5 Top Tips for Getting Back into Shape Following an Injury

6 min read

Getting an injury is always a pain, literally and metaphorically speaking. Recovery is always hard and it’s great when you finally get the all-clear that it has healed. But what often then happens is that we find we have fallen into poor physical fitness and it’s very difficult to get back to where you were before the injury happening, especially if it’s been a lengthy lay-off.

See A Physio

Investing in seeing a good Physiotherapist is always a good idea to get some input to recovering fitness. They will have access to your medical records and give you any extra assistance you need as you start to exercise again. You can have them work with your Personal Trainer to evaluate and assess your work-out plan to best avoid re-injury.

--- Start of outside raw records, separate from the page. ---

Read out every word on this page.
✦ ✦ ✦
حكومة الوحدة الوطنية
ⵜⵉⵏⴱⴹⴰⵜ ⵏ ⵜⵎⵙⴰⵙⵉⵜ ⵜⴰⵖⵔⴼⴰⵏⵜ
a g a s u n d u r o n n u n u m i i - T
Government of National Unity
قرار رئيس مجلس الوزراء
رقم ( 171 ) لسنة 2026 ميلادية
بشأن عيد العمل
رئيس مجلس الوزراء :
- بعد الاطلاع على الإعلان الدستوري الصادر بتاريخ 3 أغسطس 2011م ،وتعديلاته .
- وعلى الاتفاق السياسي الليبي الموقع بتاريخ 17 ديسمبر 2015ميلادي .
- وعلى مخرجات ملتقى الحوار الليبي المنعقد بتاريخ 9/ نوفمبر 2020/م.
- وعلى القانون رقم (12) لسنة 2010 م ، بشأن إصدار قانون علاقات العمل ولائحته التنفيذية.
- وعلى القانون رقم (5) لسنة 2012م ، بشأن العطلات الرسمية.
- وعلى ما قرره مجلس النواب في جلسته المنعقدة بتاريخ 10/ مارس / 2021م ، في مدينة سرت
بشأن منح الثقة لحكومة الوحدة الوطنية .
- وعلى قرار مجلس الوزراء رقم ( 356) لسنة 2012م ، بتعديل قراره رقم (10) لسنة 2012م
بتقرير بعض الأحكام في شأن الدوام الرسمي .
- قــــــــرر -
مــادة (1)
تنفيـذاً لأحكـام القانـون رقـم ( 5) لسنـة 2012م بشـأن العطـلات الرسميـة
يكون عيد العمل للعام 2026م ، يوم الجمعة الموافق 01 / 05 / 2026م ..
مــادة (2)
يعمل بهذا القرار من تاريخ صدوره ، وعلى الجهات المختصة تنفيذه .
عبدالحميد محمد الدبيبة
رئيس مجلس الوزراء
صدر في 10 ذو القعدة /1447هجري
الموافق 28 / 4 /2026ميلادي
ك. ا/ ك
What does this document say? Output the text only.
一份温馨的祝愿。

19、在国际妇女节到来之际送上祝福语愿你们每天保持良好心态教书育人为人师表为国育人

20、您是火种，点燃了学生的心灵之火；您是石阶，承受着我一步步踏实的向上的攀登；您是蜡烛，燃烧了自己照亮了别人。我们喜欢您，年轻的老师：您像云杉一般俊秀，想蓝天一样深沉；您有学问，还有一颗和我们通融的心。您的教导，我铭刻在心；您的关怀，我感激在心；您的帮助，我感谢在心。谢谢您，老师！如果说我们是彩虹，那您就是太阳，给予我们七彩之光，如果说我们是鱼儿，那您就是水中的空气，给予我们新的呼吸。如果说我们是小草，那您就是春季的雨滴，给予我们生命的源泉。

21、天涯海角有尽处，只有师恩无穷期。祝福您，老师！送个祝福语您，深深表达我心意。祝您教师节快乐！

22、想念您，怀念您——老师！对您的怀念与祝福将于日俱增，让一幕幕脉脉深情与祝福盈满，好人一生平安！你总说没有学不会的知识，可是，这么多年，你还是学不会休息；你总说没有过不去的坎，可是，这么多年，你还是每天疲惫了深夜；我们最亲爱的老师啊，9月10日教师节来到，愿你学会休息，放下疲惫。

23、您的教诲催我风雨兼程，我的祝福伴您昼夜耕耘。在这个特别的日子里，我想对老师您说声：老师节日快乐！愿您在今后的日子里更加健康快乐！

Warm-Up & Stretch Before Exercise

A good and thorough warm-up is good advice for anyone exercising but especially so if you have suffered an injury recently or in the past. If you have a trainer or coach follow their advice as closely as you possibly can. But even if you are just on your own then it’s easy to get a range of warm-up routines and there are so many websites and fitness apps that can get you going, and, if possible try and find one that is sport-specific for what you are doing.

Make Sure Your Furniture is Suitable

You can do everything right and get your fitness schedule and exercise routines to be perfect and then cancel out a lot of your good work if you don’t have your home and office set up with suitable furniture to keep you in good physical health. The correct office chair can affect your posture as a bad chair will easily make strains and pain that is easily avoidable. Equally as important is comfort and support while you are sleeping and you can find the best mattress for back pain, for example, if this is an important aspect of what you need out of your bed.

Back Pain


Don’t Over-Do It

Don’t over-do it is great advice for everyone. Going too far and pushing yourself to the limit is something that sounds great as a motivational sound-bite. But in reality, if you push to the limit you are in danger of falling over the limit and then re-injuring yourself which costs you another long period of recovery and falling into a long period of inactivity and great loss of fitness again. There are plans and guidelines you can be told for various types of exercise but the best guide is you, as you will be able to tell when you are pushing it too far, listen to your body and rest when it asks you to.

Combine Exercise & Diet Control

Diet can also be key in aiding recovery as much as your exercise plan. These two work in conjunction and when you were initially making the medical recovery you could easily have fallen into bad habits during this period. Make sure you keep hydrated as often over-eating is, in fact, a reaction to thirst rather than hunger.